São diversos. Há os que procuram emagrecimento sem grandes traumas; os que passaram por diversas dietas da moda e não conseguiram equilíbrio, ficando no efeito sanfona (engordar, emagrecer e engordar novamente); e os que, em consequência da obesidade, têm diversos complicações – hipertensão, doenças cardiovasculares, diabetes, doenças hepáticas e outras complicações etc.
A dieta hipocalórica é uma faca de dois gumes, já que, cedo ou tarde, o paciente vai voltar a comer mais? E o que a sra. pensa da chamada dieta paleolítica, é saudável?
Dietas restritivas são temporais, não reeducam. Temos várias dietas de moda, mas são efetivas só em curto prazo, não resolvem: são dietas desequilibradas, pobres e deficientes de diversos nutrientes, em longo prazo trazem algum comprometimento para a saúde, abandono do tratamento, frustrações, transtorno social. Sobre dietas paleolíticas, que têm como princípio maior consumo de proteína, elas promovem rápida perda de peso, mas sob condições bastante questionáveis, além de ser responsáveis por um desagradável mau hálito. Também elevam o nível de amônia no corpo, o que, em excesso, provoca toxicidade.

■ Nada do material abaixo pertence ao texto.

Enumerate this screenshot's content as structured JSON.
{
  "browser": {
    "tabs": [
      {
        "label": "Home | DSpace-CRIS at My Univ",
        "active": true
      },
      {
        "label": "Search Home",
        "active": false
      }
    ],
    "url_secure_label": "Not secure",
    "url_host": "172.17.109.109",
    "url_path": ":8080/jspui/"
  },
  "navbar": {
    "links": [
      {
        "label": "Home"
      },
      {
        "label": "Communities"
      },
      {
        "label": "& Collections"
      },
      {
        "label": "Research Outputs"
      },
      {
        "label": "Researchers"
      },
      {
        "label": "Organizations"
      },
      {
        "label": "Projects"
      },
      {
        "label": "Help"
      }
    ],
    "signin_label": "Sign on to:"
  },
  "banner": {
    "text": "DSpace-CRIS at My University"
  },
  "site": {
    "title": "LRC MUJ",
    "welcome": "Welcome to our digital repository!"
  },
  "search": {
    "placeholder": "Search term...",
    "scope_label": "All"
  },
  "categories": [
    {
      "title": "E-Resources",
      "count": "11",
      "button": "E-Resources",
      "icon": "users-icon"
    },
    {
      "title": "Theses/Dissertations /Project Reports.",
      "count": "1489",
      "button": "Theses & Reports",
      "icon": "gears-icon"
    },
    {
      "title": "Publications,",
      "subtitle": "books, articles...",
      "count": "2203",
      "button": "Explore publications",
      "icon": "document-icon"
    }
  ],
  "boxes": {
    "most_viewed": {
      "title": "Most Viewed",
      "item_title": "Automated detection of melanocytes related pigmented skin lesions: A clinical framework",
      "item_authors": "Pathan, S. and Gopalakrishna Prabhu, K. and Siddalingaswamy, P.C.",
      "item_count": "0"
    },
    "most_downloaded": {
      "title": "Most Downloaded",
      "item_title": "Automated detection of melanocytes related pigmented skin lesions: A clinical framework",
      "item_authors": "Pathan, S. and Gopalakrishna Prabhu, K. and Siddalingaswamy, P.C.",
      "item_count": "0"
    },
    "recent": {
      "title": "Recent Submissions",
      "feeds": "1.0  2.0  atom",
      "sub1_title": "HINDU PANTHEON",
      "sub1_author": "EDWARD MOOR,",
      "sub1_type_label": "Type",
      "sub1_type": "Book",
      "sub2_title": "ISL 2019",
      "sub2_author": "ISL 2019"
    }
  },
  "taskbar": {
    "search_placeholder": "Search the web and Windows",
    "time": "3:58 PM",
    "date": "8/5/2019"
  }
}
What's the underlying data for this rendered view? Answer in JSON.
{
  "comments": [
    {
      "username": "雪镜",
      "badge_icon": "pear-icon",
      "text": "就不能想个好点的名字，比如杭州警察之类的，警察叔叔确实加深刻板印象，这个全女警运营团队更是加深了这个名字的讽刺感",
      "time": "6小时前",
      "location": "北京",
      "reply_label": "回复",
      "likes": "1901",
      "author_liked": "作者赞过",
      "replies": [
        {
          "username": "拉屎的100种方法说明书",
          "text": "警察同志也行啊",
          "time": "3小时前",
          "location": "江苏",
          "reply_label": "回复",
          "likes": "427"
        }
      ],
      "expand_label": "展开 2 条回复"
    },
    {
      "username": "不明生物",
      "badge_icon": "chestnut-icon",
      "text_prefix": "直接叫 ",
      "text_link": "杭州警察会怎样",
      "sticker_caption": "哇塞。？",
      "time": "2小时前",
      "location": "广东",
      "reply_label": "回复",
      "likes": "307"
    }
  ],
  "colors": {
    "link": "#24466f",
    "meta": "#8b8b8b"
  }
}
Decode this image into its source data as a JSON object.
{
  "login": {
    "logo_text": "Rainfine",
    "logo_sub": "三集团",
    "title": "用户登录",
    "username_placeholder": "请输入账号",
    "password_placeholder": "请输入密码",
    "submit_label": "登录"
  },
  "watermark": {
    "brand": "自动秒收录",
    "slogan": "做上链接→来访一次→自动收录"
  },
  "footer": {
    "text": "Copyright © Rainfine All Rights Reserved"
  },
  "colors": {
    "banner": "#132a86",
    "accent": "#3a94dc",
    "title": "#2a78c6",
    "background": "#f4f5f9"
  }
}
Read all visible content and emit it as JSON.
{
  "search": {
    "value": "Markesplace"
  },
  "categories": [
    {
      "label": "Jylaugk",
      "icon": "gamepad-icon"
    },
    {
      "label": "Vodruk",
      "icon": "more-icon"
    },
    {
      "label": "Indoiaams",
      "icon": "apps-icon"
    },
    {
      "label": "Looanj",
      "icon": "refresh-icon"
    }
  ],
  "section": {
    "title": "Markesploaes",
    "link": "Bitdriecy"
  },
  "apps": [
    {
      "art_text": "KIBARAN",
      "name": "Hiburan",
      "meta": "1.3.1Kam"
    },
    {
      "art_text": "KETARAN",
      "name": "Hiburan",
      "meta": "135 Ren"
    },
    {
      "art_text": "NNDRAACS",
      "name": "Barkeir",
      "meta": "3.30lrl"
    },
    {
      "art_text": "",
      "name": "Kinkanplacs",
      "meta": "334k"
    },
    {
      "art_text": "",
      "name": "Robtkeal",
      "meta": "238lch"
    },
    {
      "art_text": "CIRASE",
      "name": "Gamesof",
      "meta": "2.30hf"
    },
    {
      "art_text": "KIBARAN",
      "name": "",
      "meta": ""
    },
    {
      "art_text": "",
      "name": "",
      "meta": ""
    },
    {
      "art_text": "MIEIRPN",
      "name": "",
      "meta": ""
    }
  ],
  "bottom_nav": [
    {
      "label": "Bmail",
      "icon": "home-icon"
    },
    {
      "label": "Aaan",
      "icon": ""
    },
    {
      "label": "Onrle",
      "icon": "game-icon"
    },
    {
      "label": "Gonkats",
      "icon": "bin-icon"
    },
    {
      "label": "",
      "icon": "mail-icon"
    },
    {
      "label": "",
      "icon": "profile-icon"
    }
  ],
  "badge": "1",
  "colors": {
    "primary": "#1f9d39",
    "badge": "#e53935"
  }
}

Uma dos pontos negativos da perda de peso pela dieta das proteínas é o “efeito sanfona”. O corpo tende a recuperar toda a gordura depois que a dieta é abandonada, com risco maior à saúde do que se manter sempre num peso estável. O colesterol se encontra em alimentos ricos em gordura animal. As dietas proteicas favorecem o aumento das concentrações de colesterol e podem provocar problemas coronarianos e até diabetes. Então está formada a tríade (hipertensão, diabetes e doenças cardiovasculares). Além de tudo, é uma dieta monótona, antissocial, difícil de manter e cara. Pode resultar em fracasso num espaço de tempo curto – quando falo “curto” não são meses, mas algo em torno de três anos.
A ingestão de carboidratos é o grande mal da nossa civilização?
Não só o aumento do consumo de carboidrato está causando a obesidade, mas a hiperingestão de alimentos ricos em sódio, gordura e açúcar, associada a hábitos ruins – sedentarismo, refeições irregulares, alto consumo de fast food ou junk food [“comida lixo”, em inglês]. Enfim, a balança de quanto se gasta e quanto se consome em calorias está pendendo para o maior consumo.
Quais consequências sociais do aumento de peso da população?
Estima-se que, em decorrência da obesidade, em 2025 os Estados Unidos terão grandes problemas. Esse impacto pode levar a um colapso na saúde americana. Estamos falando de um pais desenvolvido; imagine, então, o que ocorrerá em países emergentes. A obesidade é responsável por cerca de 70% dos óbitos por diabetes e doenças do coração, por 55% de aposentadoria por invalidez. Imagine também o alto gasto que haverá com medicamentos.